Despite her ups and downs, “the trip helped me grow as a person and expand my horizons. I came back with unforgettable memories,” she wrote in an email.
Kim Hyung-dong, 32, a marketing specialist, has been thinking about where to spend his week-long vacation in summer. Asked if he’d consider India as an option, he said. “No, not really!”
“I heard about poor sanitation in India. I don’t want to get sick after drinking water or eating food.”
These comments speak volumes about where India is in tourism and what it has to do more.
The world’s seventh largest country with 1.2-billion people is rather remembered for its poverty. An Academy Award winner “Slumdog Millionaire” which offered a glimpse into slum life drew crowds across the world.
A lack of roads, railways, clean water or electricity is what people deal with everyday, but Indian Ambassador to Korea Vishnu Prakash says the much-heralded poverty only adds to India’s diversity, and that shouldn’t obstruct people from deciding to travel there.
His argument has a point.
Behind shortcomings is a history that stretches out almost 75,000 years, bearing invaluable remnants of heritage.
The nation was once under the influence of the British, Dutch, French and Portuguese. It had Islamic states for several centuries prior to colonization and Persians and Greeks attempted to conquer it. In the 1st century AD, merchants from India and the Roman Empire were actively engaged in trade.
That left the northwestern part of the country with a pronounced Islamic presence, meanwhile the South and Central India with European influence. The northeastern part of the country where it borders China offers the most beautiful scenic views thanks to Mt. Everest.
“Once you go to India, you get addicted to its sights, sounds, smells, and colors,” the ambassador said.
According to statistics from the embassy, India had 5.7 million tourists from all over the world in 2010. The United States was on top, drawing almost 930,000 tourists. The number of Korean tourists was 95,587.
The total figure is growing rapidly, according to Prakash, as the figure jumped to 6.3 million last year, an increase of 600,000 in one year.
With the help of a simplified tourist visa application process in Korea, he was confident that the number from Korea will also rapidly increase. The new service began two months ago. The two governments are even discussing a visa-on-arrival, which the ambassador very much hopes to realize soon.
Inside India, an ambitious project to lay out basic tourism infrastructures is underway, costing $1 trillion between 2012 and 2015.
“We do have an infrastructure deficiency. This is a constraint. We’re working on that — good roads, good communications, budget hotels and so on. But it is a large country, and will take some time,” Prakash said.
For Korean tourists, the Gold Triangle that connects Delhi Agra and Jaipur, World Heritage sites, places of Buddhist pilgrimage and Kerala are the most popular destinations.
To maintain the flow, the embassy together with Incredible India office brainstorms tour packages, and make brochures in Korean language. They also participated in the Korea World Travel Fair which took place in Seoul.

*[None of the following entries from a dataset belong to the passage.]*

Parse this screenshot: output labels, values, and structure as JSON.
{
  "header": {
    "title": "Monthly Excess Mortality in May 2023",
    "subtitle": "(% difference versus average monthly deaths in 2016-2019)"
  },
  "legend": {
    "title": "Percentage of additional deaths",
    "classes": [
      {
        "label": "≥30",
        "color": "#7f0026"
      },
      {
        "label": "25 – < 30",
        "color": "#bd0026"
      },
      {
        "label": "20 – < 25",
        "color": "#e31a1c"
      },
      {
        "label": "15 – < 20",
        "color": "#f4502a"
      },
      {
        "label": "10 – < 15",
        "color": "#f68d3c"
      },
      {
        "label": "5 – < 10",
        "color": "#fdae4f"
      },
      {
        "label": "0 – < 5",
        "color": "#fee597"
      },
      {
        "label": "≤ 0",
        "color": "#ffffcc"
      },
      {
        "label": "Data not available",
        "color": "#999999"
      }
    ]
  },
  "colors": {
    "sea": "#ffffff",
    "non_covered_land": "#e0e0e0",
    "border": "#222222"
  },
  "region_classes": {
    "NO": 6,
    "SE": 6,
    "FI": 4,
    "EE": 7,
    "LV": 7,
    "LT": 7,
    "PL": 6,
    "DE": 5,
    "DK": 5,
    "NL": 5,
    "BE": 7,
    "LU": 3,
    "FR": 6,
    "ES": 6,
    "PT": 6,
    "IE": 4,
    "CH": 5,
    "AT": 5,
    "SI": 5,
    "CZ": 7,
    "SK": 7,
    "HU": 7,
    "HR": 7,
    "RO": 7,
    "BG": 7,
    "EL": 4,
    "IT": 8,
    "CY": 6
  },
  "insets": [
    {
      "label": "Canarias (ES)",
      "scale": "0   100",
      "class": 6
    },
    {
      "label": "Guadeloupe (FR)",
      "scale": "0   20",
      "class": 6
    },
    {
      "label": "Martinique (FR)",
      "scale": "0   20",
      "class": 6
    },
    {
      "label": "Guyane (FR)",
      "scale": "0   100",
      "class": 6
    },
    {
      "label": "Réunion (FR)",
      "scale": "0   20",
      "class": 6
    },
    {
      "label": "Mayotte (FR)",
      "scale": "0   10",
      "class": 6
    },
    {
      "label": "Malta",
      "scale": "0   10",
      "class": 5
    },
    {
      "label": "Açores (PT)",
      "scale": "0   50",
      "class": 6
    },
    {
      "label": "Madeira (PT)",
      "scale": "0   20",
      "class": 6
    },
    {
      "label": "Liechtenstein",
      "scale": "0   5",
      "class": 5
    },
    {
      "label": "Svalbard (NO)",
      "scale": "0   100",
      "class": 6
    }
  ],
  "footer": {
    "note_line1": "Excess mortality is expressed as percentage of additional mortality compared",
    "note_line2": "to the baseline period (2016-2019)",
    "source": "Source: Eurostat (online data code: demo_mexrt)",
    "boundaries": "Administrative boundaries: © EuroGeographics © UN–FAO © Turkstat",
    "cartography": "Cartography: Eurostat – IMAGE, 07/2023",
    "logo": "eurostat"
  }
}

On top of already popular sites, the ambassador added two of his recommendations: Rajasthan, a province in the west, and Goa, a beach town in the southwest.
Prakash said the province offers ancient cities in a desert and in a lake and different palaces that were built under heavy Muslim influence.
About Goa, “I’ve been there. It’s so different from the rest of the country,” he said as to why he likes the town.
Prakash is a traveler himself.
Being a civil servant at India’s foreign ministry has seen him travel to more than 100 countries over the span of three decades. He was posted to Russia, the United States, Japan, Egypt and Pakistan. Right before coming to Korea, he was spokesman for Prime Minister Manmohan Singh.
What is his favorite place outside India?
“It’s Bhutan,” he said. “I always joked with friends that Indian lungs are not suitable for Bhutan. It has a pristine beauty. Tranquility engulfs you. That’s amazing.”